Yeast 2 hybrid uses a reporter gene activated by transcription factors in yeast. The transcription factor has a DNA-binding domain (for the reporter gene) and an activation domain (recreates the machinery needed for transcription). We separate both of these domains so that transcription of the reporter gene cannot happen. Each domain is fused with target proteins that may or may not interact with each other. If there is interaction, then the DNA-binding domain is brough next to the activating domain and there is transcription of the reporter gene. We want to make this systemic (not only for X and Y), so take yeasts and cause them to express the entire human open reading frame. Every yeast now expresses one protein, and we check how all of the strains interact with the target protein. Only yeasts that interact with one of the ORF proteins and the target protein will have interaction and transcript the reporter gene. We then sequence the yeast genome to see which protein was inserted. The disadvantage here is that we are forcing two proteins to interact in the nucleus. Meaning, the target protein fused to a tf in the nucleus and the second protein bound to the tf must artificially interact to activate the reporter gene. It is possible that in normal circumstances, these proteins would be found in different parts of the cells and not actually interact. Meaning, in human cells this interaction wouldn’t happen; the only reason it happened in the model is because both proteins were artificially inserted into the nucleus (where DNA binding occurs). It is important to clarify the intracellular location of the proteins after the experiment to be sure that these interactions can actually happen in human cells. (This problem also exists in the phage display, since we force proteins to interact whereas they might not have in their original habitats). Two components bind to activate the reporter gene.
Protein-Protein interaction Proteomics (protein complementation assay) uses two different proteins with observable activity together (fluorescence or antibiotics resistance) that can only create this activity if they interact. This can be done in human cells, and is less artificial. It is similar to yeast 2 hybrid in principle (yeast 2 hybrid uses a transcription factor to show connection and here we have a reporter tag on the protein). Use A for the target protein and a different B on each cell representing every protein of the human open reading frame. The cells that glow have interaction with the target protein. The glowing cells can then be sequenced to check which protein is expressed.
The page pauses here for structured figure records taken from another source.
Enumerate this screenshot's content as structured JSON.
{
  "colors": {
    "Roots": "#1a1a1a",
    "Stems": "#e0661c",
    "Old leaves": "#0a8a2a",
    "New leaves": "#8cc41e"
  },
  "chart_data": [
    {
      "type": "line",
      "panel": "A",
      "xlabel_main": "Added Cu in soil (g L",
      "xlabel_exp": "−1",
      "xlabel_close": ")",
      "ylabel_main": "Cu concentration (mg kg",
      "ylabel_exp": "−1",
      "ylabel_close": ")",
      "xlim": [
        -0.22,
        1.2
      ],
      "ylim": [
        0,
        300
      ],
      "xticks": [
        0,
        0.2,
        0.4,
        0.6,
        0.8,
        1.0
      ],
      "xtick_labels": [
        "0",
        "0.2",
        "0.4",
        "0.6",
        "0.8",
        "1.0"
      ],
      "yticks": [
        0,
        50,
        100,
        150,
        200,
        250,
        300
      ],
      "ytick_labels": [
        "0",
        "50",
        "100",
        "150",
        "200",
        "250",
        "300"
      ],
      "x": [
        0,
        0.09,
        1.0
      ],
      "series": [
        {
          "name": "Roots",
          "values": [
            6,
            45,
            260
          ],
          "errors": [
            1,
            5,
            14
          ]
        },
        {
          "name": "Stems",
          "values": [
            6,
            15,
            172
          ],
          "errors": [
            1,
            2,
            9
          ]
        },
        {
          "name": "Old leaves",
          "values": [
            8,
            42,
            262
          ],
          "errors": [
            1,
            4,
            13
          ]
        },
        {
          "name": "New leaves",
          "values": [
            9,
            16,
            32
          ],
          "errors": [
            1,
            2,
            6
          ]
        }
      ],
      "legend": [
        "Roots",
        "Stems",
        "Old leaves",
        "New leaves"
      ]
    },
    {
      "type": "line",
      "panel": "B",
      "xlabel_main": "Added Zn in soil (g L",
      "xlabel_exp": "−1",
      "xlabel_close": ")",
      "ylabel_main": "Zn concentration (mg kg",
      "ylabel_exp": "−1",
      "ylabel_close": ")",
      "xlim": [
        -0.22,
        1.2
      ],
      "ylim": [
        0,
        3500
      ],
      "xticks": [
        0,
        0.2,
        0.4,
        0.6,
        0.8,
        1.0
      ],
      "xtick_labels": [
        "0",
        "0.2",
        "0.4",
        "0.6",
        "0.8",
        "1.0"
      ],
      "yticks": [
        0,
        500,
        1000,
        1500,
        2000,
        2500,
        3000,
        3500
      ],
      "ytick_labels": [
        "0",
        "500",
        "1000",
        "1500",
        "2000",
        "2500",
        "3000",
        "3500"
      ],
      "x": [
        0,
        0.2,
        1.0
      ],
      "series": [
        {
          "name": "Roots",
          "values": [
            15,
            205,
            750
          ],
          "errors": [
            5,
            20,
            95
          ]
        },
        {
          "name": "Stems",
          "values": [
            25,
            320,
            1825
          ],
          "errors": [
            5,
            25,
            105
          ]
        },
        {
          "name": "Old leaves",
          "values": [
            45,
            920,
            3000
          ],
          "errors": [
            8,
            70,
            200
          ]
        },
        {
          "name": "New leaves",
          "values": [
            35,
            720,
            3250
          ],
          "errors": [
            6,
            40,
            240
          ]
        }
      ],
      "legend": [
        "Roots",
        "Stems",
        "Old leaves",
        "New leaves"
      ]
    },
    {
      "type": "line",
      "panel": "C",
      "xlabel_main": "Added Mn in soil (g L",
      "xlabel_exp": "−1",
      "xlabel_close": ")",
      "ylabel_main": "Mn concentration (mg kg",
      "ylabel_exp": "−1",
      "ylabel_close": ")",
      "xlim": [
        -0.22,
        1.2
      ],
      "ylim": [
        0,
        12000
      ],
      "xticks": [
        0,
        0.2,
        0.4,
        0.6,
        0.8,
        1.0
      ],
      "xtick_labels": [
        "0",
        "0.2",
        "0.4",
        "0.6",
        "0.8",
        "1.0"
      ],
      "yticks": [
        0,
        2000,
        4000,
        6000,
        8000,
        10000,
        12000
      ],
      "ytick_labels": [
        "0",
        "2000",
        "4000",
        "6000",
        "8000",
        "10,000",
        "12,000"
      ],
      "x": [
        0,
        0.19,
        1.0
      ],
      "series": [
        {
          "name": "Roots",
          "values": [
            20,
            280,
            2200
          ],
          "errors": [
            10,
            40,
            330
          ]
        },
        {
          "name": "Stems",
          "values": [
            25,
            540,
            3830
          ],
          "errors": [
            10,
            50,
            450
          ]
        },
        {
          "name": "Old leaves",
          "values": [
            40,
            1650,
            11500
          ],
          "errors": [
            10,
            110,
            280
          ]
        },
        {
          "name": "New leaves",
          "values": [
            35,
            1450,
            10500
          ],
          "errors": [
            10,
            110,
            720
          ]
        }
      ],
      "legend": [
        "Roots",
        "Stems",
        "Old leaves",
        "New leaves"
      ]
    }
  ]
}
The human protein atlas wanted to map all of the proteins. They did many MS and RNAseq in many cells (typically cancer cells). They wanted to see the location of proteins, which is complicated to do in the cell since it requires very specific antibodies for each one (they generated many of these and succeeded). They created a huge database that shows the tissue every protein is expressed in as well as which cell line expresses it.